As everyone knows, male fashion lawyers tend to be hunks. I was a bit late getting the memo, but on the insistence by my German doctor, I finally started exercising, and being German myself, I of course overdid it, to the point that my shirt maker (Turnbull & Asser) had to adjust my pattern and my tailor (Henry Poole) is on notice that it will need do the same. Because both usually expect rounding middles by the time customers reach my point in life, that made me feel quite good. But what I next sought to do in the name of fashion was of no concern to either of them.

It would be hard not to notice that the trend is for less body hair on men.
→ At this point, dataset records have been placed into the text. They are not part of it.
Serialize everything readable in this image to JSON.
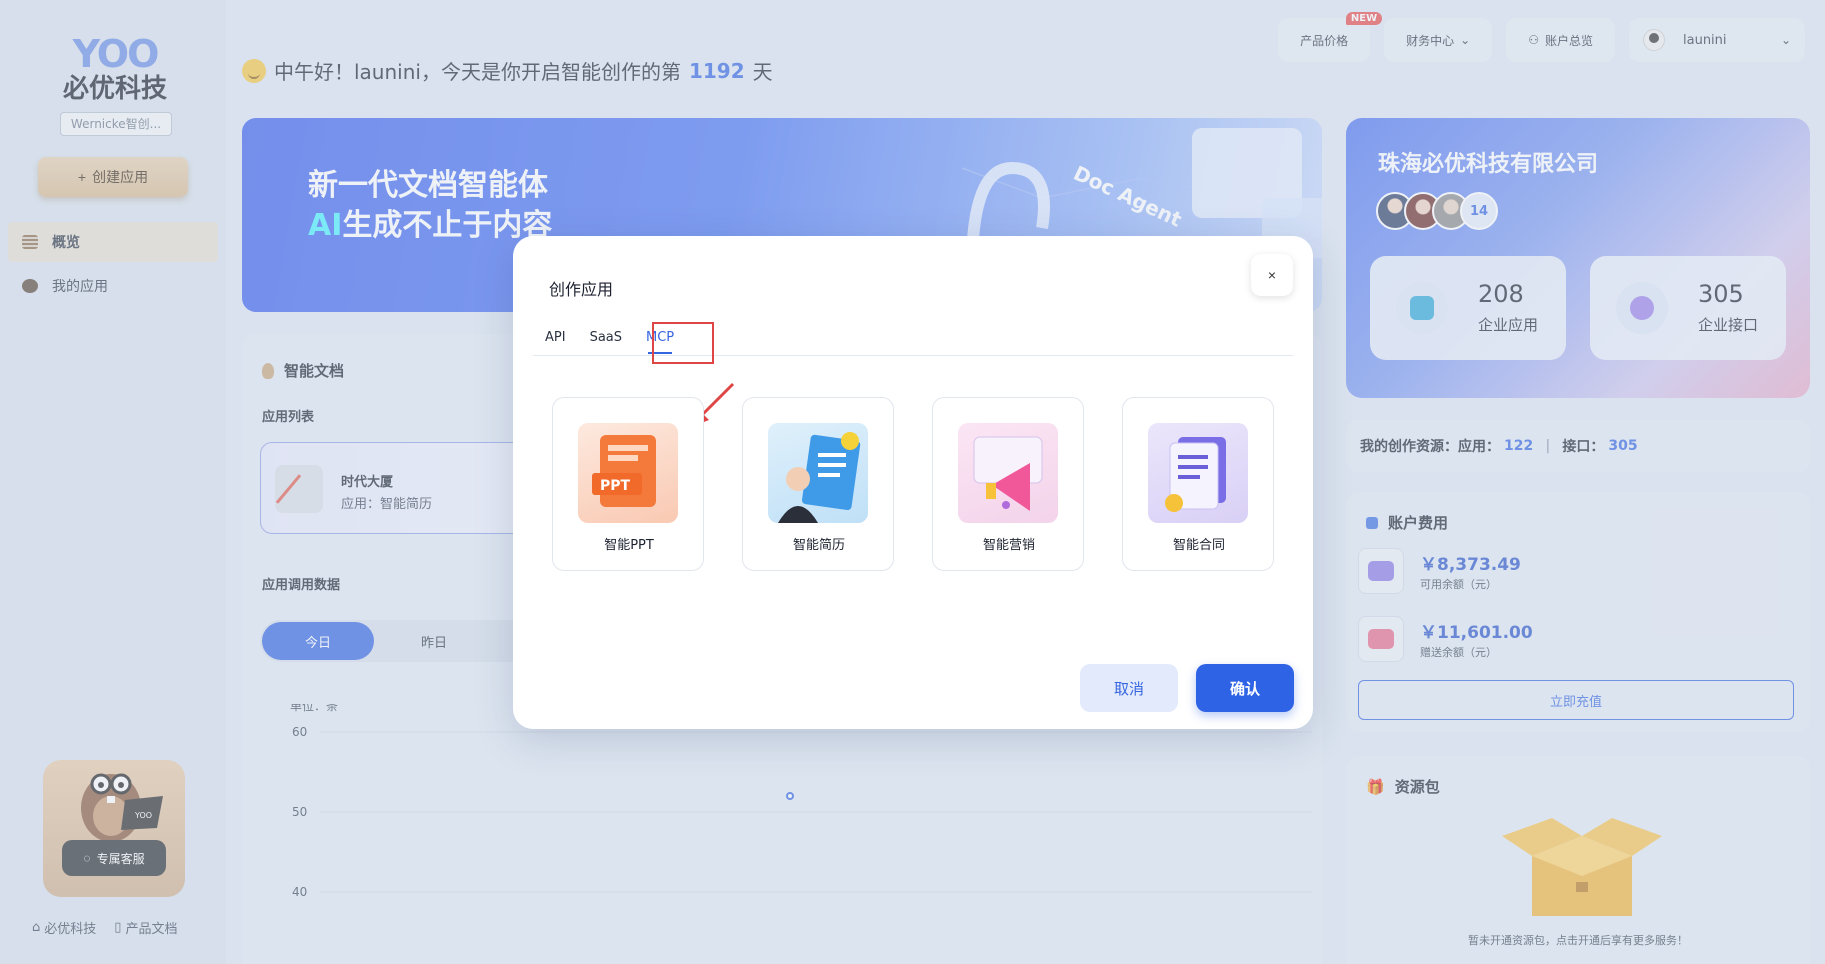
{
  "sidebar": {
    "logo_mark": "YOO",
    "logo_text": "必优科技",
    "logo_sub": "Wernicke智创...",
    "create_label": "创建应用",
    "nav": [
      {
        "label": "概览"
      },
      {
        "label": "我的应用"
      }
    ],
    "cs_label": "专属客服",
    "footer": [
      "必优科技",
      "产品文档"
    ]
  },
  "header": {
    "greeting_prefix": "中午好！launini，今天是你开启智能创作的第",
    "days": "1192",
    "greeting_suffix": "天",
    "price_label": "产品价格",
    "new_badge": "NEW",
    "finance_label": "财务中心",
    "account_label": "账户总览",
    "username": "launini"
  },
  "banner": {
    "line1": "新一代文档智能体",
    "line2_ai": "AI",
    "line2_rest": "生成不止于内容",
    "deco_text": "Doc Agent"
  },
  "main": {
    "section_title": "智能文档",
    "app_list_label": "应用列表",
    "app_card": {
      "name": "时代大厦",
      "type": "应用：智能简历"
    },
    "usage_label": "应用调用数据",
    "day_tabs": [
      "今日",
      "昨日"
    ]
  },
  "chart_data": {
    "type": "scatter",
    "title": "",
    "ylabel": "单位：条",
    "yticks": [
      60,
      50,
      40
    ],
    "ylim": [
      36,
      60
    ],
    "points": [
      {
        "y": 52
      }
    ]
  },
  "company": {
    "name": "珠海必优科技有限公司",
    "member_count": "14",
    "stats": [
      {
        "value": "208",
        "label": "企业应用"
      },
      {
        "value": "305",
        "label": "企业接口"
      }
    ]
  },
  "resources": {
    "label": "我的创作资源：应用：",
    "apps": "122",
    "sep": "接口：",
    "apis": "305"
  },
  "fees": {
    "title": "账户费用",
    "items": [
      {
        "amount": "￥8,373.49",
        "desc": "可用余额（元）"
      },
      {
        "amount": "￥11,601.00",
        "desc": "赠送余额（元）"
      }
    ],
    "recharge": "立即充值"
  },
  "package": {
    "title": "资源包",
    "empty": "暂未开通资源包，点击开通后享有更多服务！"
  },
  "modal": {
    "title": "创作应用",
    "close": "×",
    "tabs": [
      "API",
      "SaaS",
      "MCP"
    ],
    "active_tab": "MCP",
    "templates": [
      {
        "label": "智能PPT",
        "icon": "ppt-icon"
      },
      {
        "label": "智能简历",
        "icon": "resume-icon"
      },
      {
        "label": "智能营销",
        "icon": "megaphone-icon"
      },
      {
        "label": "智能合同",
        "icon": "contract-icon"
      }
    ],
    "cancel": "取消",
    "confirm": "确认",
    "ppt_badge": "PPT"
  },
  "colors": {
    "accent": "#3565e0",
    "highlight": "#e04545",
    "badge": "#e84a4a"
  }
}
When I was growing up, what was said about something that toughened you as a man (such as strong drink) was, “That will put a little hair on your chest.” Nature dutifully made me quite fashionable in that regard, but since that time, things have regrettably slid the other way. Beefy young men in fashion advertising display pectorals and abdominals as furless as a those of a baby. One recent print ad showed a pack of lovely women measuring every inch of a young man wearing only his undershorts and showing not a blade of hair below his perfectly formed cranium.
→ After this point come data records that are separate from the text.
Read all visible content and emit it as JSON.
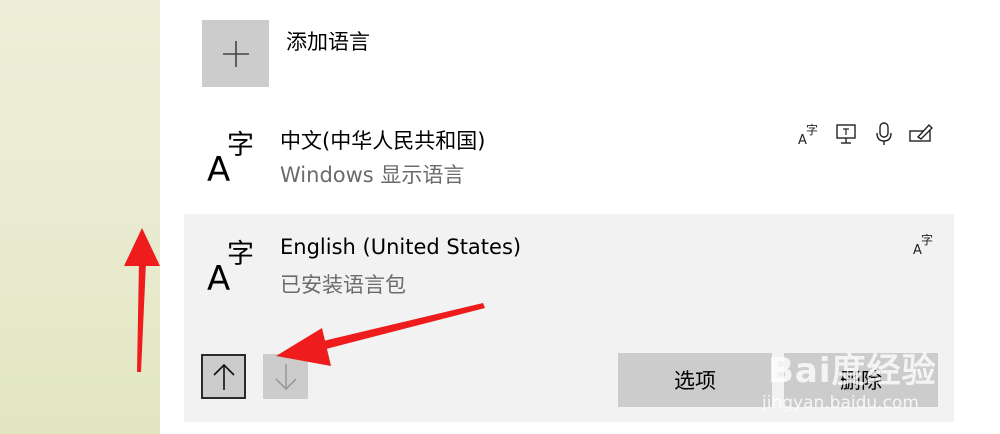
{
  "add_language": {
    "label": "添加语言",
    "icon": "plus-icon"
  },
  "languages": [
    {
      "name": "中文(中华人民共和国)",
      "subtitle": "Windows 显示语言",
      "icon": "language-character-icon",
      "features": [
        "display-language-icon",
        "text-to-speech-icon",
        "speech-recognition-icon",
        "handwriting-icon"
      ]
    },
    {
      "name": "English (United States)",
      "subtitle": "已安装语言包",
      "icon": "language-character-icon",
      "features": [
        "display-language-icon"
      ]
    }
  ],
  "actions": {
    "move_up": "↑",
    "move_down": "↓",
    "options_label": "选项",
    "remove_label": "删除"
  },
  "watermark": {
    "logo_text": "Bai度经验",
    "url": "jingyan.baidu.com"
  },
  "colors": {
    "annotation_arrow": "#ee1c1c",
    "button_bg": "#cccccc",
    "selected_bg": "#f2f2f2"
  }
}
Would that real life were as equally correctable in Photoshop. Instead, off went this hirsute attorney in search of a more practical solution, which is how I ended up at Olga’s laser emporium. A slave to tradition, I decided to keep the hair on my chest, but I agreed to sacrifice all between the sternum and what Olga told me was my “bikini line.” She first shaved my abdomen, thereby defoliating that previously forested tract that no one had seen since I put on my bar mitzvah suit. Then she set her laser to work, and after a twelve-minute ordeal in which I felt like the target at a flame-thrower practice range, I stood up and had a look.

To my surprise, what had lay hidden under that vanquished mat of virility was, after daily workouts, a surprisingly pleasing set of washboard abs—not quite a six-pack, but something like a four-pack on its way toward picking up the two missing cans. There you go, I thought: a fashionable belly at last. The problem is that there are not that many venues in which a fashion lawyer gets to show how fashionably toned he has become. Going shirtless in the firm’s boardroom seemed not quite in keeping with our mission. I suppose I could arrive at a fashion show with my shirt as open as Keith Richards’, but that style just does not speak to me. I do not even swim topless anymore but wear a rash guard (swim shirt) with an SPF of 50. So I have done what women have done for millennia: I have suffered for beauty—beauty that must, in a guy’s case, remain both skin deep and out of view.

At least my doctor is pleased. As I lay on the examination table, she kneaded and pounded my abdomen as though hoping to strike oil and said, “Very tight. There are two possible explanations. Either you are finally exercising as I told you to do—or you have serious liver damage.”

In fashion, nothing worthwhile comes easy.